The app has become addictive for some folks in the Boston area. IBM employee
Eric Andersen has amassed points for checking in nearly 1800 times, and has been awarded mayorships of almost 100 locations, like the Harvard Square Boloco restaurant, the MIT Press bookstore in Kendall Square, and the Williams-Sonoma shop at the Natick Collection mall. Social media consultant
Joselin Mane is no slouch either, having surpassed 1000 check-ins and become mayor, somehow, of Microsoft's research lab in Cambridge (despite not actually working there.)
Foursquare offers an interesting window into where people spend time. Internet video expert
Steve Garfield is mayor of the J.P. Lick's in Jamaica Plain (where he recommends the lactose-free vanilla.) Venture capitalist
Bijan Sabet of Spark Capital seems to spend a lot of time at Sudbury's Oishii Too Sushi Bar and The Palm steakhouse in Boston. HubSpot co-founder
Dharmesh Shah has become mayor of Rani Indian Bistro in Brookline and General Catalyst, one of the VC firms that funded his company. Part-time Arlingtonian
Doc Searls, a blogger, author, and fellow at Harvard's Berkman Center for Internet & Society, is mayor of the #77 MTBA bus that runs down Massachusetts Avenue.
Jonathan Zittrain, a Harvard Law School prof also associated with the Berkman Center, holds the mayorship of the Moakley U.S. Courthouse in South Boston. Mass High Tech editor
Doug Banks is a diner kind of guy (who knew), having used Foursquare to establish his Fonzi-ness at the Action Diner and Lunchbox Diner in Malden. Some people, like entrepreneur
Nabeel Hyatt, hold mayorships only where they work (Cambridge's Conduit Labs.)
Foursquare user
Susan Kaup says that for her, Foursquare "makes what I'm already doing more of an adventure." It's an opportunity for Kaup, a digital marketer and event planner who lives in Somerville, to share her advice with strangers. At the West Side Lounge in Cambridge, she posted an endorsement of the "amazingly delicious grapefruit gimlet" there.
Some local Foursquare users check in from unusual spots. PR guy and event organizer
Chuck Tanowitz has become the mayor of the Law Office of Ellen Rappaport Tanowitz in Newton. (He happens to be married to the good solicitor.) Creating Foursquare locations like that can help generate awareness about a business within the social media sphere. Tanowitz is also mayor of the Taste Coffee House in Newtonville, where he runs a
weekly gathering for self-employed PR consultants.
(I tried Foursquare last summer but found it annoying to check in, especially when the app repeatedly failed to recognize where I was, or accept the new locations that I tried to add to its database.)
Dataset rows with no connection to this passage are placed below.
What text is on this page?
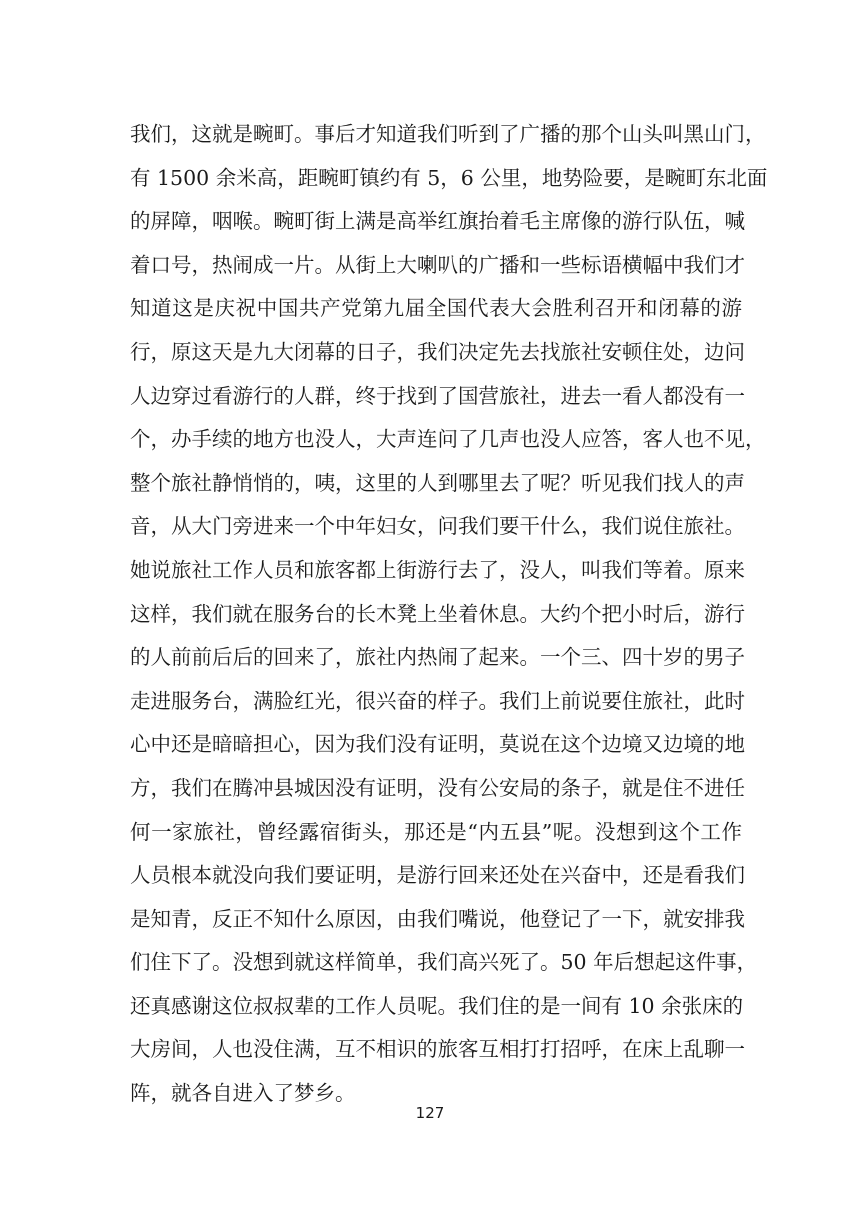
我们，这就是畹町。事后才知道我们听到了广播的那个山头叫黑山门，
有 1500 余米高，距畹町镇约有 5，6 公里，地势险要，是畹町东北面
的屏障，咽喉。畹町街上满是高举红旗抬着毛主席像的游行队伍，喊
着口号，热闹成一片。从街上大喇叭的广播和一些标语横幅中我们才
知道这是庆祝中国共产党第九届全国代表大会胜利召开和闭幕的游
行，原这天是九大闭幕的日子，我们决定先去找旅社安顿住处，边问
人边穿过看游行的人群，终于找到了国营旅社，进去一看人都没有一
个，办手续的地方也没人，大声连问了几声也没人应答，客人也不见，
整个旅社静悄悄的，咦，这里的人到哪里去了呢？听见我们找人的声
音，从大门旁进来一个中年妇女，问我们要干什么，我们说住旅社。
她说旅社工作人员和旅客都上街游行去了，没人，叫我们等着。原来
这样，我们就在服务台的长木凳上坐着休息。大约个把小时后，游行
的人前前后后的回来了，旅社内热闹了起来。一个三、四十岁的男子
走进服务台，满脸红光，很兴奋的样子。我们上前说要住旅社，此时
心中还是暗暗担心，因为我们没有证明，莫说在这个边境又边境的地
方，我们在腾冲县城因没有证明，没有公安局的条子，就是住不进任
何一家旅社，曾经露宿街头，那还是“内五县”呢。没想到这个工作
人员根本就没向我们要证明，是游行回来还处在兴奋中，还是看我们
是知青，反正不知什么原因，由我们嘴说，他登记了一下，就安排我
们住下了。没想到就这样简单，我们高兴死了。50 年后想起这件事，
还真感谢这位叔叔辈的工作人员呢。我们住的是一间有 10 余张床的
大房间，人也没住满，互不相识的旅客互相打打招呼，在床上乱聊一
阵，就各自进入了梦乡。
127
Andersen, the IBMer who is on his way to becoming the Foursquare mayor of all eastern Massachusetts, says, "I check in to pretty much every place I go," and that he's made new acquaintances using the application, noticing others who frequent his hang-outs. But he contends that he's not a socialite or club kid, spending every night of the week out on the town: "Sometimes it's just checking in on a boring Saturday when I have to go to 11 different places, like Home Depot and the cleaner."
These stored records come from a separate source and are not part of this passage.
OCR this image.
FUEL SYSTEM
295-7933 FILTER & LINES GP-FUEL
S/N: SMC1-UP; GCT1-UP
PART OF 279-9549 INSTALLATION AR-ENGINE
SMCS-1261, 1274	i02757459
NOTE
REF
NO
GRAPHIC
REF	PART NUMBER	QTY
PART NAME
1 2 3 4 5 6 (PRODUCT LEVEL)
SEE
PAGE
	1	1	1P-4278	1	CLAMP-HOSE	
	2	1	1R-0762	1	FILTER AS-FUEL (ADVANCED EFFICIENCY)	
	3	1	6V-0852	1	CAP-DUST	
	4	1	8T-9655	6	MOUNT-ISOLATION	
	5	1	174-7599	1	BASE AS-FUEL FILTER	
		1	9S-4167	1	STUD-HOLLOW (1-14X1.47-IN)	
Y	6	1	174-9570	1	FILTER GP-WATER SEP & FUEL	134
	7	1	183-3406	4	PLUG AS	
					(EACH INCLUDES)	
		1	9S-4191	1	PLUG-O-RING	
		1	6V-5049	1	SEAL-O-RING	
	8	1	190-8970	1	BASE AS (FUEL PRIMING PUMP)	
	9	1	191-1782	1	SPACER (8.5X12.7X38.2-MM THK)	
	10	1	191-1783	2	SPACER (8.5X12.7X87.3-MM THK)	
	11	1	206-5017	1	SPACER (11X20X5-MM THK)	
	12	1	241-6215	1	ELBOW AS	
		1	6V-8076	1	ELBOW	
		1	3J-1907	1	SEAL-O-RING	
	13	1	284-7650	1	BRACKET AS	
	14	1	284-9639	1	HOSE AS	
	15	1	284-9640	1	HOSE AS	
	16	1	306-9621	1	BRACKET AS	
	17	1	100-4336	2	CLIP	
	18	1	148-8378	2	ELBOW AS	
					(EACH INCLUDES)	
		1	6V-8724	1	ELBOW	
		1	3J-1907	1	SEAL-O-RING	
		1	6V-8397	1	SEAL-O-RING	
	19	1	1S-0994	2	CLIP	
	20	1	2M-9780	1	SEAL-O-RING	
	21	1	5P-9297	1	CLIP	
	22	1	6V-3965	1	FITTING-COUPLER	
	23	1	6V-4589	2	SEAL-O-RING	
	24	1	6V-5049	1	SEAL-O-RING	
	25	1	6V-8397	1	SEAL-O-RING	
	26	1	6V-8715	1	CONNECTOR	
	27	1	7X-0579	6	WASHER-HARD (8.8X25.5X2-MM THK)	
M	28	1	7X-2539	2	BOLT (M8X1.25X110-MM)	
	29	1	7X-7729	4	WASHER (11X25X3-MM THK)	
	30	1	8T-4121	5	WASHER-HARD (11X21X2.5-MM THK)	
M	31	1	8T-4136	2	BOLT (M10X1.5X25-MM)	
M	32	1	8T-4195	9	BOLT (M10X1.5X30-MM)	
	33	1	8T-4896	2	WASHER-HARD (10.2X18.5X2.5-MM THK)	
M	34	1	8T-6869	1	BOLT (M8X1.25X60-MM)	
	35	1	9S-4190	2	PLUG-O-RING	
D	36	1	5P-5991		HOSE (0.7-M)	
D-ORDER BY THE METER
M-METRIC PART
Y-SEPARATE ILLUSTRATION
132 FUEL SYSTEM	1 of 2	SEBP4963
He recounts a recent bloodless revolution at
Toscanini's ice cream shop in Central Square, where he ousted the sitting mayor by showing up frequently and either ordering iced cream or a spiced butterscotch latte.
The former mayor, marketing executive
Ace Battacharjya, can console himself, though, in his remaining mayorships of Boston's Petit Robert Bistro and House of Siam.